I'm A Real Estate Buyer's Agent, And I Love What I Do.

I do not post editorials to my Blog unless I am the author, or collaborating with a colleague. However, this account of a personal real estate interaction written by a gentleman I know is so hilarious and poignant, I cannot resist sharing it.

Steve and his wife, having returned from a Sunday tour of open houses, were reflecting back on the events of the day and here is his impression of the experience.

A Buyer's Plea for Some Respect

By Steve Burnett © 2007
Reprinted by permission

Just because I don't happen to have my agent with me on this visit, doesn't mean I don't have one. Without an agent with me, we both know that your first question is likely to be, "are you working with somebody?" This really means you're trying to find out if there's any chance you can function as a dual agent and double your percentage. Or, maybe that same question is your way of determining if I'm really a serious buyer or just one of the neighbors from down the block. See those MLS sheets and Google maps in my hand? I'm not a neighbor from down the block. I'm looking to buy something. You'll see that in my eyes once you stop worrying about "establishing a dialog" or "getting to know your buyer" or when you stop asking yourself, "How can I tuck in an extra 2.5 points on this deal?"

Aside from pointing out something notable or unusual, I really don't need you to announce, "...and this is the hall bathroom..." as we tour the house. I know what bathrooms and bedrooms and kitchens look like already, thank you. Perhaps you're used to dealing in twenty-room mansions where the function or location of each room might have to be explained, but I'm just a regular guy looking for your average 3/2 suburban rancher. It's not likely I'm going to get lost or confused about what a particular room is, so save your chatter until you have something really informative to tell me.
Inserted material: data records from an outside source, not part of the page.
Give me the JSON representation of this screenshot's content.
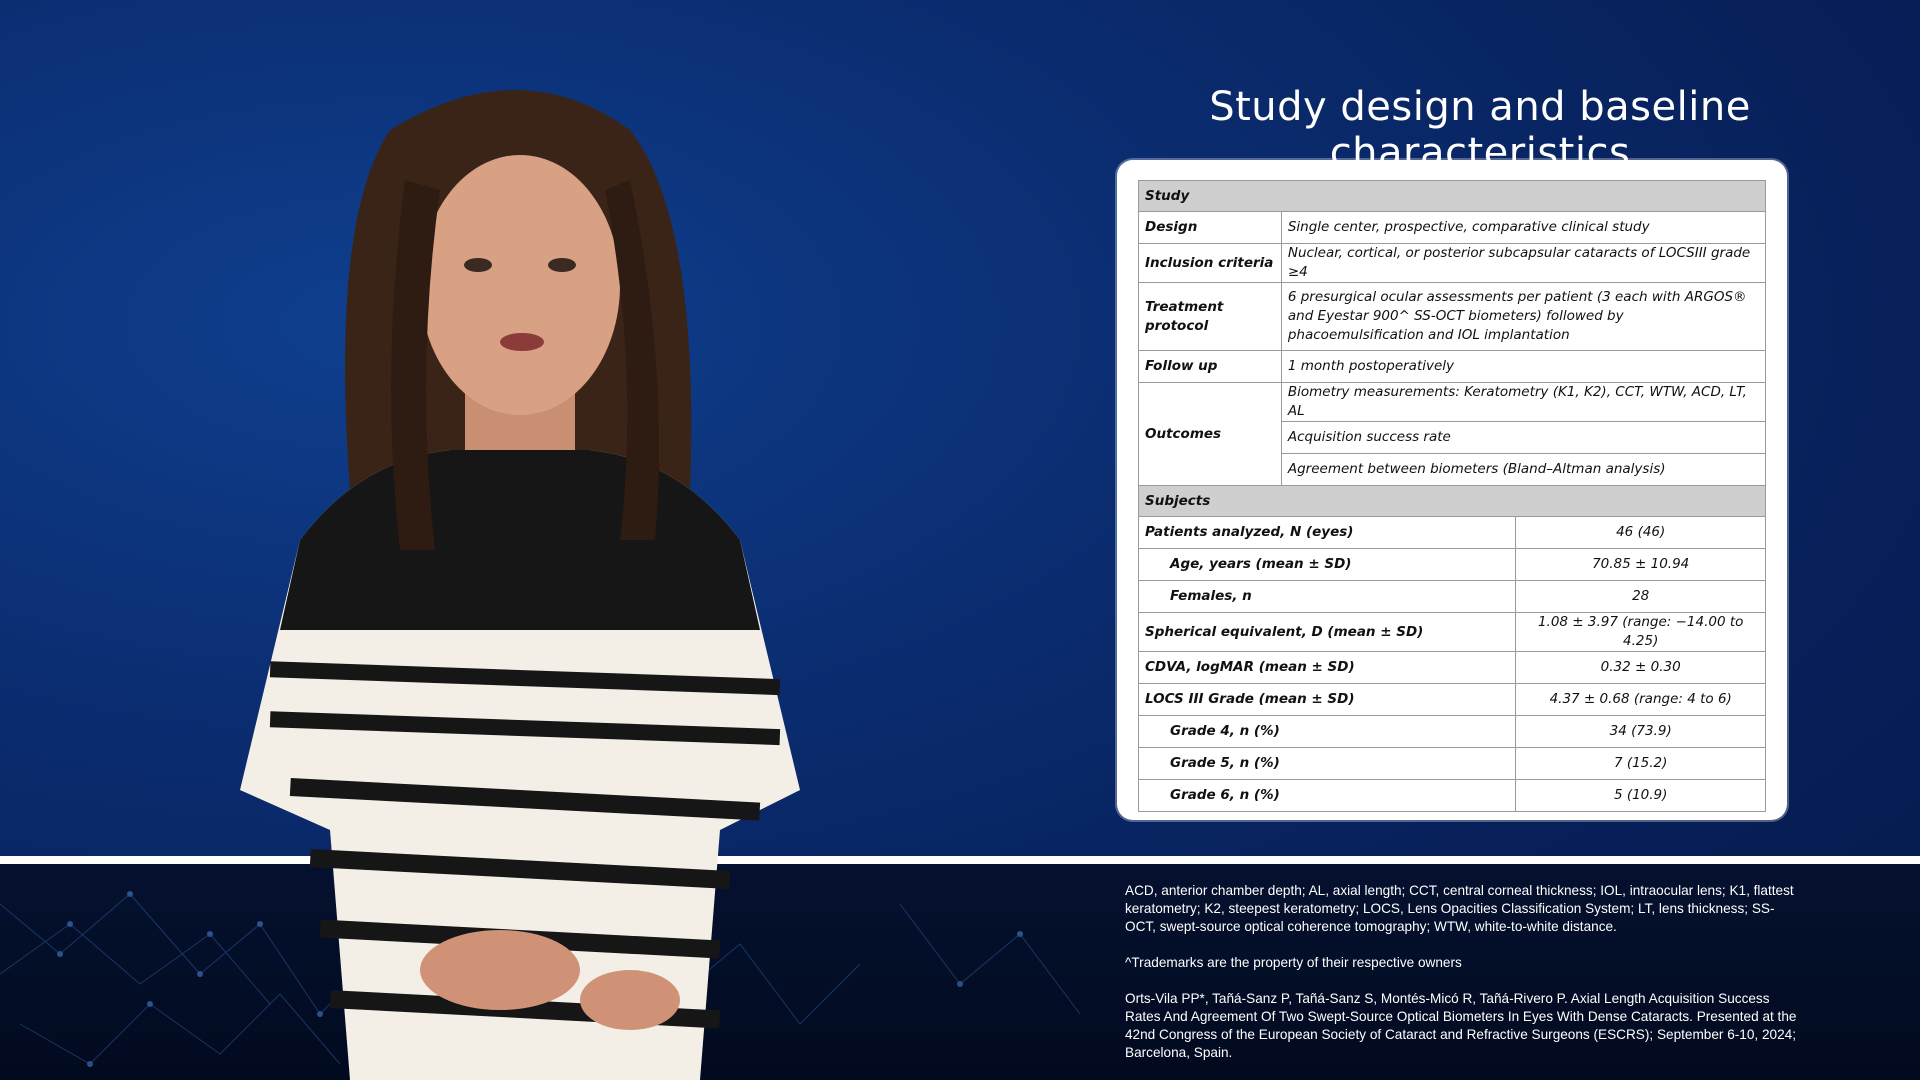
{
  "slide": {
    "title": "Study design and baseline characteristics"
  },
  "study_table": {
    "study_header": "Study",
    "design": {
      "label": "Design",
      "value": "Single center, prospective, comparative clinical study"
    },
    "inclusion": {
      "label": "Inclusion criteria",
      "value": "Nuclear, cortical, or posterior subcapsular cataracts of LOCSIII grade ≥4"
    },
    "treatment": {
      "label": "Treatment protocol",
      "value": "6 presurgical ocular assessments per patient (3 each with ARGOS® and Eyestar 900^ SS-OCT biometers) followed by phacoemulsification and IOL implantation"
    },
    "followup": {
      "label": "Follow up",
      "value": "1 month postoperatively"
    },
    "outcomes": {
      "label": "Outcomes",
      "values": [
        "Biometry measurements: Keratometry (K1, K2), CCT, WTW, ACD, LT, AL",
        "Acquisition success rate",
        "Agreement between biometers (Bland–Altman analysis)"
      ]
    },
    "subjects_header": "Subjects",
    "subjects": [
      {
        "label": "Patients analyzed, N (eyes)",
        "value": "46 (46)"
      },
      {
        "label": "Age, years (mean ± SD)",
        "value": "70.85 ± 10.94"
      },
      {
        "label": "Females, n",
        "value": "28"
      },
      {
        "label": "Spherical equivalent, D (mean ± SD)",
        "value": "1.08 ± 3.97 (range: −14.00 to 4.25)"
      },
      {
        "label": "CDVA, logMAR (mean ± SD)",
        "value": "0.32 ± 0.30"
      },
      {
        "label": "LOCS III Grade (mean ± SD)",
        "value": "4.37 ± 0.68 (range: 4 to 6)"
      },
      {
        "label": "Grade 4, n (%)",
        "value": "34 (73.9)"
      },
      {
        "label": "Grade 5, n (%)",
        "value": "7 (15.2)"
      },
      {
        "label": "Grade 6, n (%)",
        "value": "5 (10.9)"
      }
    ]
  },
  "footnotes": {
    "abbreviations": "ACD, anterior chamber depth; AL, axial length; CCT, central corneal thickness; IOL, intraocular lens; K1, flattest keratometry; K2, steepest keratometry; LOCS, Lens Opacities Classification System; LT, lens thickness; SS-OCT, swept-source optical coherence tomography; WTW, white-to-white distance.",
    "trademark": "^Trademarks are the property of their respective owners",
    "reference": "Orts-Vila PP*, Tañá-Sanz P, Tañá-Sanz S, Montés-Micó R, Tañá-Rivero P. Axial Length Acquisition Success Rates And Agreement Of Two Swept-Source Optical Biometers In Eyes With Dense Cataracts. Presented at the 42nd Congress of the European Society of Cataract and Refractive Surgeons (ESCRS); September 6-10, 2024; Barcelona, Spain."
  },
  "colors": {
    "background": "#0b2e72",
    "band": "#020a1f",
    "header_fill": "#cfcfcf"
  }
}
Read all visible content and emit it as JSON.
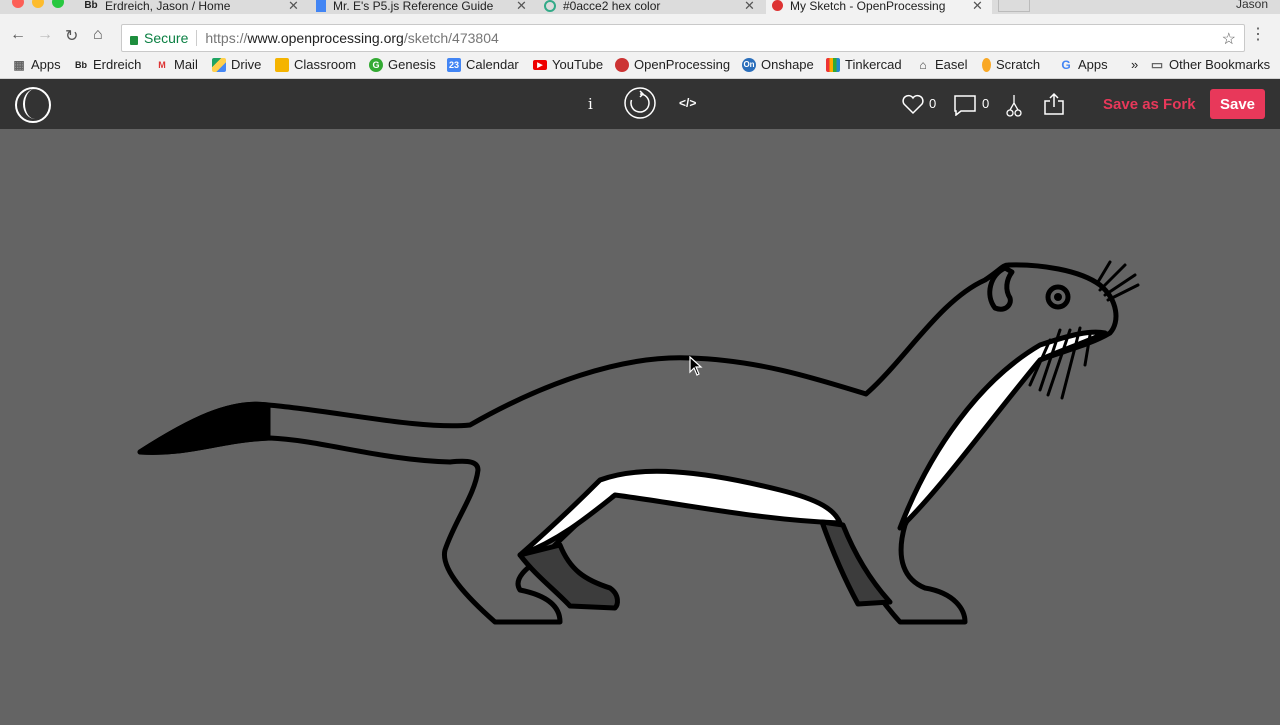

In fact, hold your chatter, period. Unbeknownst to you, my wife and I have just flipped a coin in the car outside to determine which one of us has to take the chore of talking to you and answering all your questions so the other one of us actually gets to look at the place in a somewhat uninterrupted manner.

If you think you're going to entice me into making an offer by claiming that you have other offers coming in soon, or telling me how many other folks have seen your open house today, expect me to turn on my heel and exit your open house. Attempting to create the appearance of scarcity is so 2004. There's no point in me getting into a bidding war, real or imagined. If you don't believe that, please revisit the months-of-supply and DOM numbers for your area. Hint: I've seen those numbers!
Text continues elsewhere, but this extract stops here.